The main point is that for any connected semisimple group $G$ that is simply connected and has no nontrivial automorphisms of its Dynkin diagram (such as your question for type C), the automorphism variety of $G$ is connected, which is to say is exactly the adjoint central quotient $G^{\rm{ad}}$, and hence forms of that type can be studied via the cohomology of the adjoint quotient, to which Hasse Principle, etc. may be applied. (The book of Platonov-Rapinchuk provides proofs of the statements about cohomology of semisimple groups made below.)

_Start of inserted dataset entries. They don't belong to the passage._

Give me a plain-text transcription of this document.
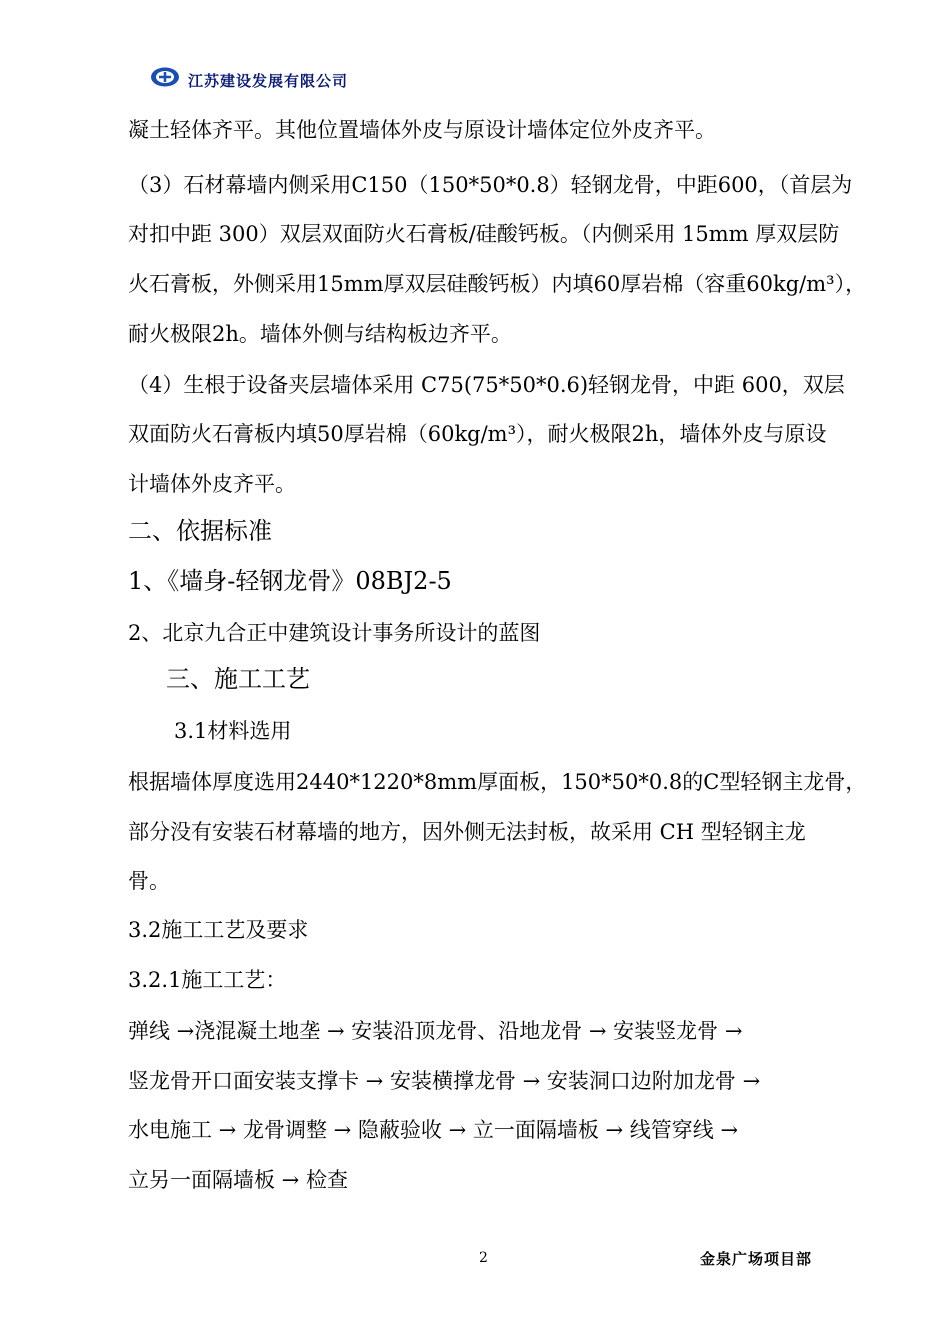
江苏建设发展有限公司
凝土轻体齐平。其他位置墙体外皮与原设计墙体定位外皮齐平。
（3）石材幕墙内侧采用C150（150*50*0.8）轻钢龙骨，中距600，（首层为
对扣中距 300）双层双面防火石膏板/硅酸钙板。（内侧采用 15mm 厚双层防
火石膏板，外侧采用15mm厚双层硅酸钙板）内填60厚岩棉（容重60kg/m³），
耐火极限2h。墙体外侧与结构板边齐平。
（4）生根于设备夹层墙体采用 C75(75*50*0.6)轻钢龙骨，中距 600，双层
双面防火石膏板内填50厚岩棉（60kg/m³），耐火极限2h，墙体外皮与原设
计墙体外皮齐平。
二、依据标准
1、《墙身-轻钢龙骨》08BJ2-5
2、北京九合正中建筑设计事务所设计的蓝图
三、施工工艺
3.1材料选用
根据墙体厚度选用2440*1220*8mm厚面板，150*50*0.8的C型轻钢主龙骨，
部分没有安装石材幕墙的地方，因外侧无法封板，故采用 CH 型轻钢主龙
骨。
3.2施工工艺及要求
3.2.1施工工艺：
弹线 →浇混凝土地垄 → 安装沿顶龙骨、沿地龙骨 → 安装竖龙骨 →
竖龙骨开口面安装支撑卡 → 安装横撑龙骨 → 安装洞口边附加龙骨 →
水电施工 → 龙骨调整 → 隐蔽验收 → 立一面隔墙板 → 线管穿线 →
立另一面隔墙板 → 检查
2	金泉广场项目部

Let's now focus on the case of simply connected groups of type C over a field $k$, as in your question. Such groups are exactly the twisted forms of the split form $G_0 := {\rm{Sp}}_{2n}$, so the set of isomorphism classes over $k$ is naturally in bijection with ${\rm{H}}^1(k, G_0^{\rm{ad}}) = {\rm{H}}^1(k, G_0/\mu)$ where $\mu = \mu_2$ is the center of $G_0$. By the Hasse Principle for adjoint groups, the natural map $$c:{\rm{H}}^1(k, G_0/\mu) \rightarrow \prod_v {\rm{H}}^1(k_v, G_0/\mu)$$ is injective (as a map of sets, not just that its kernel as a map of pointed sets is trivial). Moreover, by the arithmetic theory of connected semisimple groups over local fields (including the archimedean case), the natural connecting map $$\delta_v: {\rm{H}}^1(k_v, G_0/\mu) \rightarrow {\rm{H}}^2(k_v,\mu) = {\rm{Br}}(k_v)[2]$$ is bijective.

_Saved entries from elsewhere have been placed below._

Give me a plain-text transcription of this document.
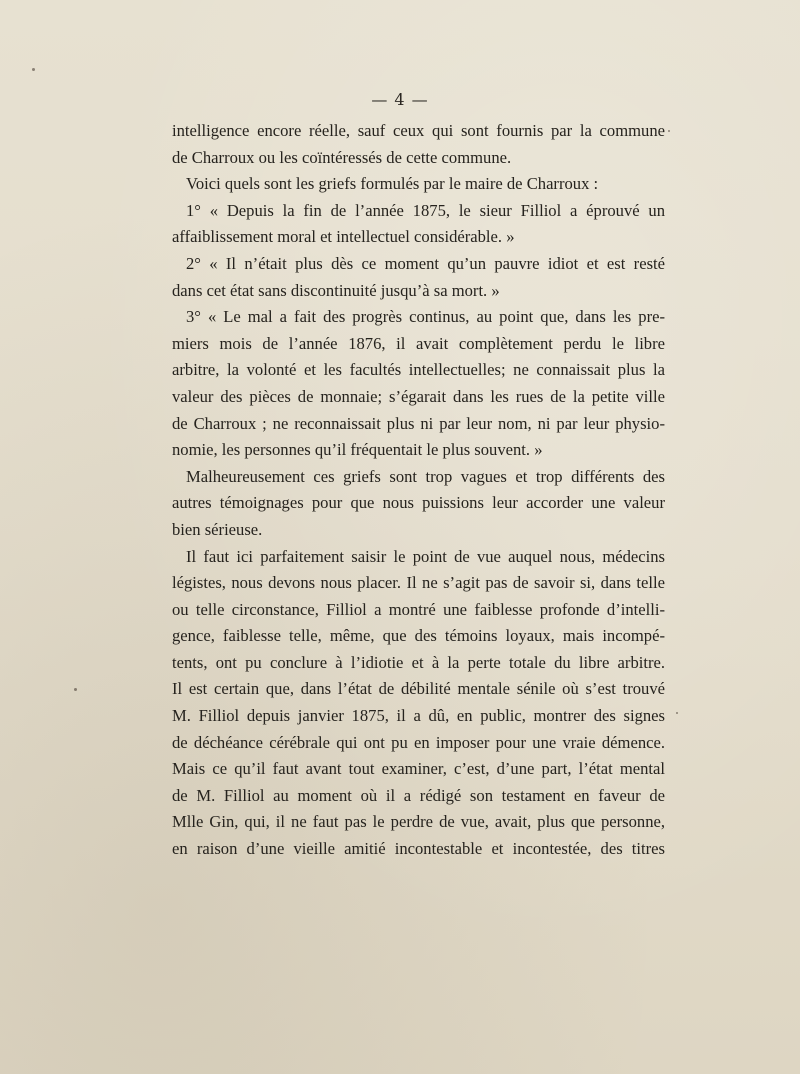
— 4 —
intelligence encore réelle, sauf ceux qui sont fournis par la commune
de Charroux ou les coïntéressés de cette commune.
Voici quels sont les griefs formulés par le maire de Charroux :
1° « Depuis la fin de l’année 1875, le sieur Filliol a éprouvé un
affaiblissement moral et intellectuel considérable. »
2° « Il n’était plus dès ce moment qu’un pauvre idiot et est resté
dans cet état sans discontinuité jusqu’à sa mort. »
3° « Le mal a fait des progrès continus, au point que, dans les pre-
miers mois de l’année 1876, il avait complètement perdu le libre
arbitre, la volonté et les facultés intellectuelles; ne connaissait plus la
valeur des pièces de monnaie; s’égarait dans les rues de la petite ville
de Charroux ; ne reconnaissait plus ni par leur nom, ni par leur physio-
nomie, les personnes qu’il fréquentait le plus souvent. »
Malheureusement ces griefs sont trop vagues et trop différents des
autres témoignages pour que nous puissions leur accorder une valeur
bien sérieuse.
Il faut ici parfaitement saisir le point de vue auquel nous, médecins
légistes, nous devons nous placer. Il ne s’agit pas de savoir si, dans telle
ou telle circonstance, Filliol a montré une faiblesse profonde d’intelli-
gence, faiblesse telle, même, que des témoins loyaux, mais incompé-
tents, ont pu conclure à l’idiotie et à la perte totale du libre arbitre.
Il est certain que, dans l’état de débilité mentale sénile où s’est trouvé
M. Filliol depuis janvier 1875, il a dû, en public, montrer des signes
de déchéance cérébrale qui ont pu en imposer pour une vraie démence.
Mais ce qu’il faut avant tout examiner, c’est, d’une part, l’état mental
de M. Filliol au moment où il a rédigé son testament en faveur de
Mlle Gin, qui, il ne faut pas le perdre de vue, avait, plus que personne,
en raison d’une vieille amitié incontestable et incontestée, des titres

Since ${\rm{Br}}(k_v)[2]$ has order 2 when $k_v \ne \mathbf{C}$ and is trivial when $k_v = \mathbf{C}$, we see that a $k$-form $G$ of $G_0$ is split at $v$ precisely when its class $[G] \in {\rm{H}}^1(k, G_0/\mu)$ has image $c([G])$ with trivial $v$-component. Likewise, if $k_v = \mathbf{R}$ then $G$ is anisotropic at $v$ (equivalently, $G(k_v)$ is compact) precisely when $[G]_v$ is nontrivial.

It is a general fact that the connecting map $\delta:{\rm{H}}^1(k,G_0/\mu) \rightarrow {\rm{H}}^2(k,\mu) = {\rm{Br}}(k)[2]$ is surjective for any number field $k$, and by class field theory elements of ${\rm{Br}}(k)[2]$ are specified exactly by choosing an even finite set $S$ of non-complex places of $k$ (corresponding to a unique quaternion division algebra over $k$ split exactly away from $S$). Hence, given any such $S$ there exists a $k$-form $G$ of $G_0$ that is split away from $S$ and is non-split at all places in $S$, with $G(k_v)$ compact for all real places in $S$. Such a $k$-form $G$ is unique, due to the injectivity of $c$ above.